They also get most of our food waste now. Should've seen them demolish 1/2 a watermelon last week. 

No maggots around here.... meat gets consumed long before we have maggots. We ARE raising mealworms for them though :wink:


----------



## Tobi (Mar 18, 2011)

jdatwood said:


> I feed a modified recipe based on this
> 10 lb wheat (white or red)
> 10 lb Black Oil Sunflower Seed
> 5 lb millet
> ...


Wow that's fantastic!!! how much does the feed normally cost to make for say a month of feed for them?
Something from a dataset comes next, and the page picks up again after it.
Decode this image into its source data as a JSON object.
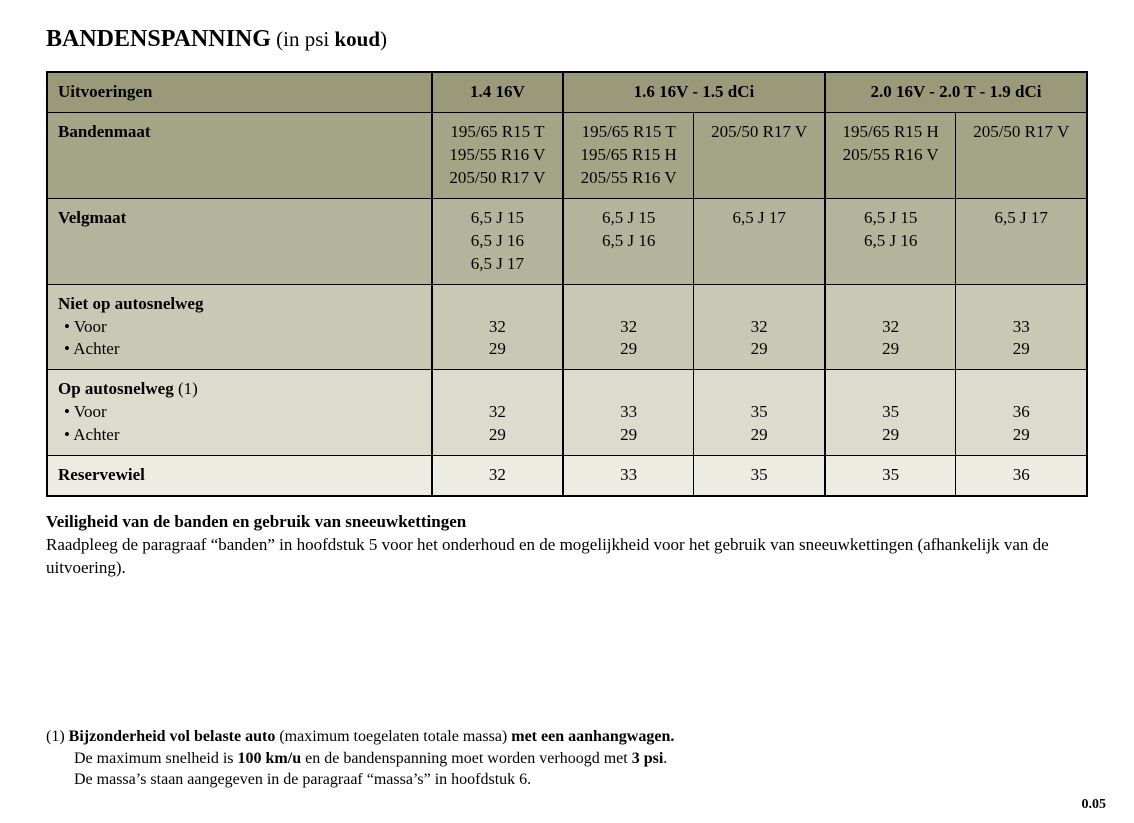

I've not read up on mealworm raising yet! good for you guys! :becky:

I'm sure it was a frenzy over the watermellon! lol I can't wait to have chickens/rabbits, and a nice big garden and nothing will ever go to waste...


----------



## jdatwood (Apr 13, 2009)

Tobi said:


> Wow that's fantastic!!! how much does the feed normally cost to make for say a month of feed for them? I've not read up on mealworm raising yet! good for you guys! :becky:
> 
> I'm sure it was a frenzy over the watermellon! lol I can't wait to have chickens/rabbits, and a nice big garden and nothing will ever go to waste...


I have no idea what our monthly feeding cost is yet. This batch cost me $200 for about 500lbs of feed. I haven't weighed out their daily intake yet...

Yep, I can't wait til we get our garden going.... won't matter if we grow too much as the chickens will convert it to fertilizer to put back into the garden :wink:


----------



## DaneMama (Jun 27, 2008)

xellil said:


> I would love to see a video of 29 chickens chasing a mouse.
> 
> When we lived in grasshopper areas we always had chickens and ducks because they were 10000 times better at keeping the grasshoppers down than any sprays. Now that I don't live in my house in Texas and it's rented, the grasshoppers have totally stripped the bushes AND the trees.


Its funny....the chicken yard lines the driveway and whenever we drive up or down it the chickens run along the fence because the cars make the grasshoppers fly. So, they've learned to run to catch them all! At first it seemed like they didn't want to see us go LOL


----------



## smexywhales16 (Jan 15, 2011)

Does anyone have chickens that also catch and eat small frogs?
Mines do, I haven't stopped them(because they love it), but it seemed a little odd.


----------



## Scarlett_O' (May 19, 2011)

smexywhales16 said:


> Does anyone have chickens that also catch and eat small frogs?
> Mines do, I haven't stopped them(because they love it), but it seemed a little odd.


When I was little we had 6 chickens, and we lived by a stream....they LOVES their frogs!:biggrin: 
(But then again....why wouldnt they?!?! Frogs are GOOD!!:thumb


----------